Aspect enquiries are those which fall short of a full, in-depth examination of the whole return but instead concentrate on one or more aspects of it.

Aspect enquiries therefore cover a wide range of casework carried out by all officers.

Any box on the SA return or any entry in the `free format' spaces could be the subject of an aspect enquiry, as could any accounts entries in CTSA cases. Enquiries that address several aspects of the return will still be aspect enquiries wherever the scope of the enquiry falls short of a full examination of the return.

To check that returns are correct and complete you should

  • aim to establish the facts behind particular entries,
  • obtain explanations where those entries appear doubtful, and
  • test those explanations, where appropriate, by reference to available evidence.

Aspect enquiries, although more limited in scope than full enquiries, should not be seen as any less thorough or investigative.

In an aspect enquiry, an adjustment may give rise to a penalty. Do not reclassify aspect enquiries as full enquiries just because they result in culpable additions to profits.

If we make a decision to work the case as a full enquiry, you should change the classification to full, see EM1905.

Where a `technical' error leads to an adjustment to increase the taxpayer's liability and it appears that the error was due to

  • negligence in the preparation of the return, or
  • careless behaviour in the preparation of the return for a period beginning on or after 1 April 2008 with a filing date on or after 1 April 2009

an SO or above should consider the question of a penalty before it is raised with the taxpayer or agent.

It is important to assess the risks in every enquiry for cross tax issues. If you find any new risks, you should consider whether they have any significance for any other tax or duty. For example, if you establish there are omitted sales and the turnover is above the VAT threshold, further VAT may be due. If the business used the income from these sales to make ‘cash in hand’ payments to employees, further PAYE may be due.

If any of the risks apply to any other tax regimes, it is important to involve colleagues who have the relevant expertise at the earliest opportunity.
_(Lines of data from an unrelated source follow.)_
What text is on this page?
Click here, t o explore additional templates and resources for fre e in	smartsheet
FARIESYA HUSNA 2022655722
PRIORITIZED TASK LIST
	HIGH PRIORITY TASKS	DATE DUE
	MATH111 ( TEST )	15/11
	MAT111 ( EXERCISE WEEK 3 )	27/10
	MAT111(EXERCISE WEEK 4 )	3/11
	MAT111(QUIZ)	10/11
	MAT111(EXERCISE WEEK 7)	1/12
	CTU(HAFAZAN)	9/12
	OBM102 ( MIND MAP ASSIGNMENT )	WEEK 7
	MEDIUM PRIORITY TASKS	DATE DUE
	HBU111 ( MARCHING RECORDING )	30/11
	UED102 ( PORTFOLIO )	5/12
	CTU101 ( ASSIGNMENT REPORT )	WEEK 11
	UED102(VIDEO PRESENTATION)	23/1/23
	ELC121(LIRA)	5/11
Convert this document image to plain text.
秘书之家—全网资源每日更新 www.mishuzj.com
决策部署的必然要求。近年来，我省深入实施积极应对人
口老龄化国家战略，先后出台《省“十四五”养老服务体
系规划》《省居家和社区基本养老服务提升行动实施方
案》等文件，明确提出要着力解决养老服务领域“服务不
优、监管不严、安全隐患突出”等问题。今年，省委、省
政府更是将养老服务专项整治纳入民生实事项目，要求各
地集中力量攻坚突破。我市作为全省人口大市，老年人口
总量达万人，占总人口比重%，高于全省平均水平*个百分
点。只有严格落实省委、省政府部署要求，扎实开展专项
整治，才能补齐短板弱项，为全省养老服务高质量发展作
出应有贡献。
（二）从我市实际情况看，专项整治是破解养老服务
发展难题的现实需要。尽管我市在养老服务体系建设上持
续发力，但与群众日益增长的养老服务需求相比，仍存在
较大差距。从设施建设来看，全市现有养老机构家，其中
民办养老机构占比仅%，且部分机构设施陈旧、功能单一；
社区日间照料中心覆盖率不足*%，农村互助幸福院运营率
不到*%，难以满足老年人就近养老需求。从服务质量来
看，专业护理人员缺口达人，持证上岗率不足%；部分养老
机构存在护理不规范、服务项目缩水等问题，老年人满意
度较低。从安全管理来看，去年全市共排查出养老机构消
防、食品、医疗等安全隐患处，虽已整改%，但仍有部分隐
This can reduce the amount of time spent and cost for both HMRC and the customer.

If you suspect evasion, you must consider making an immediate referral to the Evasion Referral Team(This text has been withheld because of exemptions in the Freedom of Information Act 2000).
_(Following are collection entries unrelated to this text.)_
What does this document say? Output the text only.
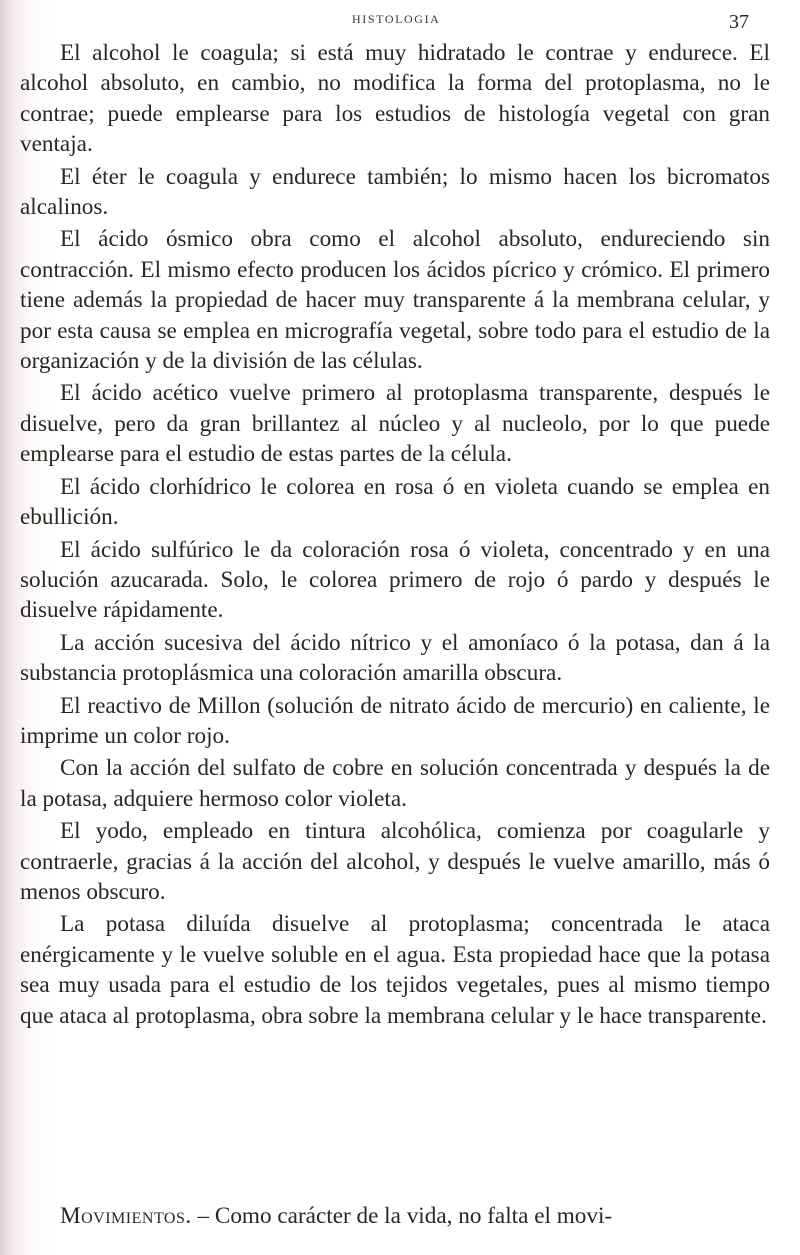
HISTOLOGIA	37

El alcohol le coagula; si está muy hidratado le contrae y endurece. El alcohol absoluto, en cambio, no modifica la forma del protoplasma, no le contrae; puede emplearse para los estudios de histología vegetal con gran ventaja.

El éter le coagula y endurece también; lo mismo hacen los bicromatos alcalinos.

El ácido ósmico obra como el alcohol absoluto, endureciendo sin contracción. El mismo efecto producen los ácidos pícrico y crómico. El primero tiene además la propiedad de hacer muy transparente á la membrana celular, y por esta causa se emplea en micrografía vegetal, sobre todo para el estudio de la organización y de la división de las células.

El ácido acético vuelve primero al protoplasma transparente, después le disuelve, pero da gran brillantez al núcleo y al nucleolo, por lo que puede emplearse para el estudio de estas partes de la célula.

El ácido clorhídrico le colorea en rosa ó en violeta cuando se emplea en ebullición.

El ácido sulfúrico le da coloración rosa ó violeta, concentrado y en una solución azucarada. Solo, le colorea primero de rojo ó pardo y después le disuelve rápidamente.

La acción sucesiva del ácido nítrico y el amoníaco ó la potasa, dan á la substancia protoplásmica una coloración amarilla obscura.

El reactivo de Millon (solución de nitrato ácido de mercurio) en caliente, le imprime un color rojo.

Con la acción del sulfato de cobre en solución concentrada y después la de la potasa, adquiere hermoso color violeta.

El yodo, empleado en tintura alcohólica, comienza por coagularle y contraerle, gracias á la acción del alcohol, y después le vuelve amarillo, más ó menos obscuro.

La potasa diluída disuelve al protoplasma; concentrada le ataca enérgicamente y le vuelve soluble en el agua. Esta propiedad hace que la potasa sea muy usada para el estudio de los tejidos vegetales, pues al mismo tiempo que ataca al protoplasma, obra sobre la membrana celular y le hace transparente.

Movimientos. – Como carácter de la vida, no falta el movi-
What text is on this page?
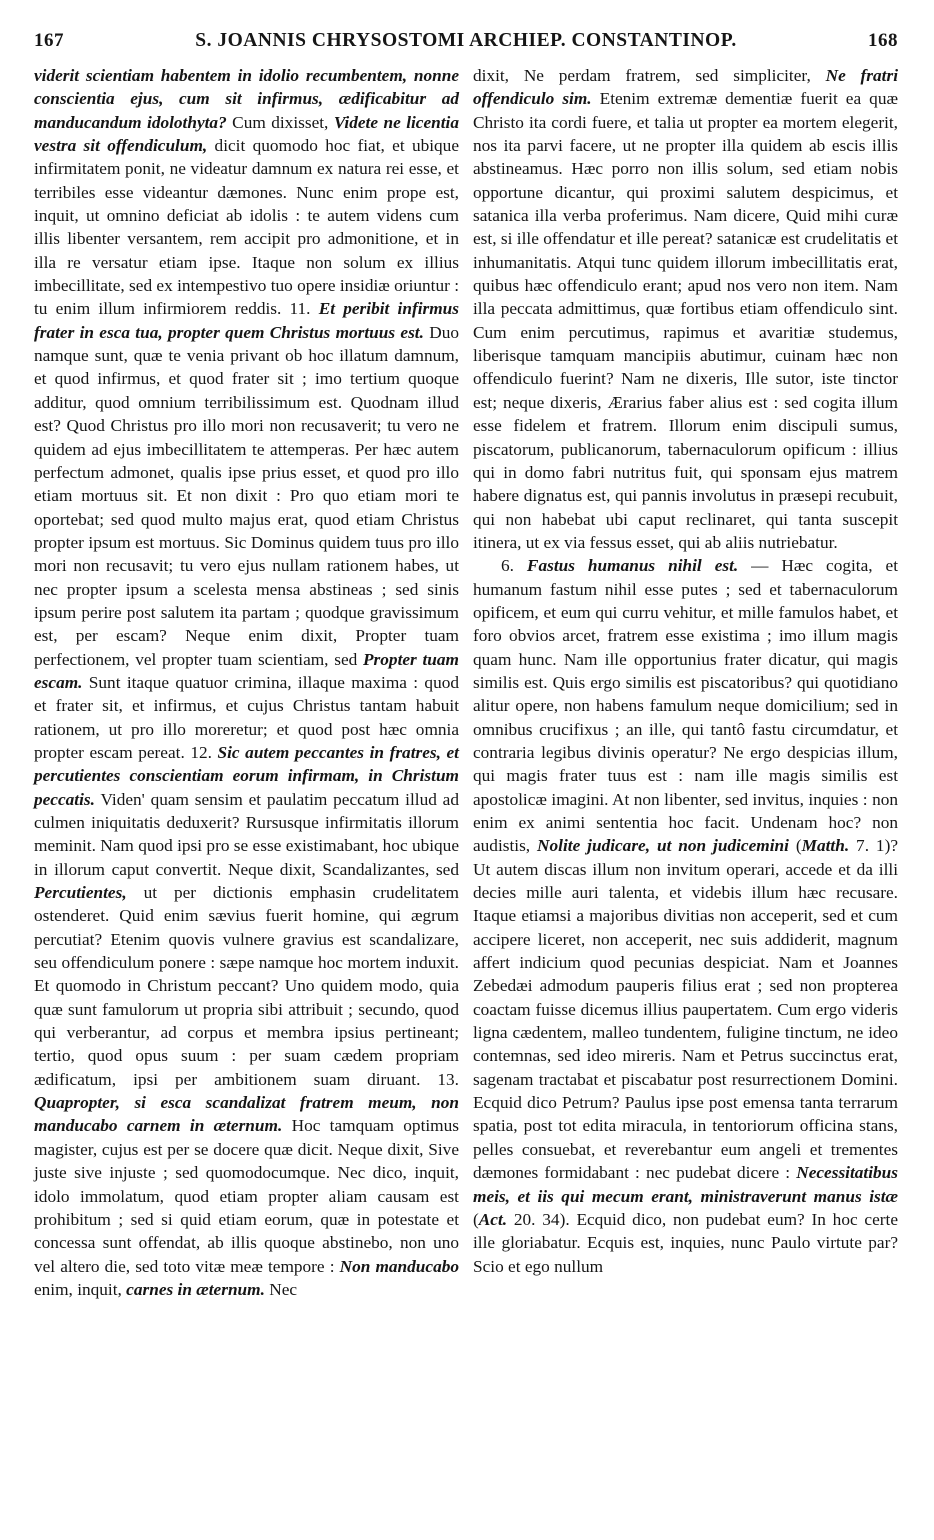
167	S. JOANNIS CHRYSOSTOMI ARCHIEP. CONSTANTINOP.	168

viderit scientiam habentem in idolio recumbentem, nonne conscientia ejus, cum sit infirmus, ædificabitur ad manducandum idolothyta? Cum dixisset, Videte ne licentia vestra sit offendiculum, dicit quomodo hoc fiat, et ubique infirmitatem ponit, ne videatur damnum ex natura rei esse, et terribiles esse videantur dæmones. Nunc enim prope est, inquit, ut omnino deficiat ab idolis : te autem videns cum illis libenter versantem, rem accipit pro admonitione, et in illa re versatur etiam ipse. Itaque non solum ex illius imbecillitate, sed ex intempestivo tuo opere insidiæ oriuntur : tu enim illum infirmiorem reddis. 11. Et peribit infirmus frater in esca tua, propter quem Christus mortuus est. Duo namque sunt, quæ te venia privant ob hoc illatum damnum, et quod infirmus, et quod frater sit ; imo tertium quoque additur, quod omnium terribilissimum est. Quodnam illud est? Quod Christus pro illo mori non recusaverit; tu vero ne quidem ad ejus imbecillitatem te attemperas. Per hæc autem perfectum admonet, qualis ipse prius esset, et quod pro illo etiam mortuus sit. Et non dixit : Pro quo etiam mori te oportebat; sed quod multo majus erat, quod etiam Christus propter ipsum est mortuus. Sic Dominus quidem tuus pro illo mori non recusavit; tu vero ejus nullam rationem habes, ut nec propter ipsum a scelesta mensa abstineas ; sed sinis ipsum perire post salutem ita partam ; quodque gravissimum est, per escam? Neque enim dixit, Propter tuam perfectionem, vel propter tuam scientiam, sed Propter tuam escam. Sunt itaque quatuor crimina, illaque maxima : quod et frater sit, et infirmus, et cujus Christus tantam habuit rationem, ut pro illo moreretur; et quod post hæc omnia propter escam pereat. 12. Sic autem peccantes in fratres, et percutientes conscientiam eorum infirmam, in Christum peccatis. Viden' quam sensim et paulatim peccatum illud ad culmen iniquitatis deduxerit? Rursusque infirmitatis illorum meminit. Nam quod ipsi pro se esse existimabant, hoc ubique in illorum caput convertit. Neque dixit, Scandalizantes, sed Percutientes, ut per dictionis emphasin crudelitatem ostenderet. Quid enim sævius fuerit homine, qui ægrum percutiat? Etenim quovis vulnere gravius est scandalizare, seu offendiculum ponere : sæpe namque hoc mortem induxit. Et quomodo in Christum peccant? Uno quidem modo, quia quæ sunt famulorum ut propria sibi attribuit ; secundo, quod qui verberantur, ad corpus et membra ipsius pertineant; tertio, quod opus suum : per suam cædem propriam ædificatum, ipsi per ambitionem suam diruant. 13. Quapropter, si esca scandalizat fratrem meum, non manducabo carnem in æternum. Hoc tamquam optimus magister, cujus est per se docere quæ dicit. Neque dixit, Sive juste sive injuste ; sed quomodocumque. Nec dico, inquit, idolo immolatum, quod etiam propter aliam causam est prohibitum ; sed si quid etiam eorum, quæ in potestate et concessa sunt offendat, ab illis quoque abstinebo, non uno vel altero die, sed toto vitæ meæ tempore : Non manducabo enim, inquit, carnes in æternum. Nec

dixit, Ne perdam fratrem, sed simpliciter, Ne fratri offendiculo sim. Etenim extremæ dementiæ fuerit ea quæ Christo ita cordi fuere, et talia ut propter ea mortem elegerit, nos ita parvi facere, ut ne propter illa quidem ab escis illis abstineamus. Hæc porro non illis solum, sed etiam nobis opportune dicantur, qui proximi salutem despicimus, et satanica illa verba proferimus. Nam dicere, Quid mihi curæ est, si ille offendatur et ille pereat? satanicæ est crudelitatis et inhumanitatis. Atqui tunc quidem illorum imbecillitatis erat, quibus hæc offendiculo erant; apud nos vero non item. Nam illa peccata admittimus, quæ fortibus etiam offendiculo sint. Cum enim percutimus, rapimus et avaritiæ studemus, liberisque tamquam mancipiis abutimur, cuinam hæc non offendiculo fuerint? Nam ne dixeris, Ille sutor, iste tinctor est; neque dixeris, Ærarius faber alius est : sed cogita illum esse fidelem et fratrem. Illorum enim discipuli sumus, piscatorum, publicanorum, tabernaculorum opificum : illius qui in domo fabri nutritus fuit, qui sponsam ejus matrem habere dignatus est, qui pannis involutus in præsepi recubuit, qui non habebat ubi caput reclinaret, qui tanta suscepit itinera, ut ex via fessus esset, qui ab aliis nutriebatur.

6. Fastus humanus nihil est. — Hæc cogita, et humanum fastum nihil esse putes ; sed et tabernaculorum opificem, et eum qui curru vehitur, et mille famulos habet, et foro obvios arcet, fratrem esse existima ; imo illum magis quam hunc. Nam ille opportunius frater dicatur, qui magis similis est. Quis ergo similis est piscatoribus? qui quotidiano alitur opere, non habens famulum neque domicilium; sed in omnibus crucifixus ; an ille, qui tantô fastu circumdatur, et contraria legibus divinis operatur? Ne ergo despicias illum, qui magis frater tuus est : nam ille magis similis est apostolicæ imagini. At non libenter, sed invitus, inquies : non enim ex animi sententia hoc facit. Undenam hoc? non audistis, Nolite judicare, ut non judicemini (Matth. 7. 1)? Ut autem discas illum non invitum operari, accede et da illi decies mille auri talenta, et videbis illum hæc recusare. Itaque etiamsi a majoribus divitias non acceperit, sed et cum accipere liceret, non acceperit, nec suis addiderit, magnum affert indicium quod pecunias despiciat. Nam et Joannes Zebedæi admodum pauperis filius erat ; sed non propterea coactam fuisse dicemus illius paupertatem. Cum ergo videris ligna cædentem, malleo tundentem, fuligine tinctum, ne ideo contemnas, sed ideo mireris. Nam et Petrus succinctus erat, sagenam tractabat et piscabatur post resurrectionem Domini. Ecquid dico Petrum? Paulus ipse post emensa tanta terrarum spatia, post tot edita miracula, in tentoriorum officina stans, pelles consuebat, et reverebantur eum angeli et trementes dæmones formidabant : nec pudebat dicere : Necessitatibus meis, et iis qui mecum erant, ministraverunt manus istæ (Act. 20. 34). Ecquid dico, non pudebat eum? In hoc certe ille gloriabatur. Ecquis est, inquies, nunc Paulo virtute par? Scio et ego nullum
(This text has been withheld because of exemptions in the Freedom of Information Act 2000) There are in general two types of referral criteria(This text has been withheld because of exemptions in the Freedom of Information Act 2000). The first relates to volume crime risks and applies if certain conditions are met, no matter how much the PLR is. The second applies when the PLR is £50,000 or more across all heads of duty. If any of the criteria apply, you must refer the case to the Evasion Referral Team.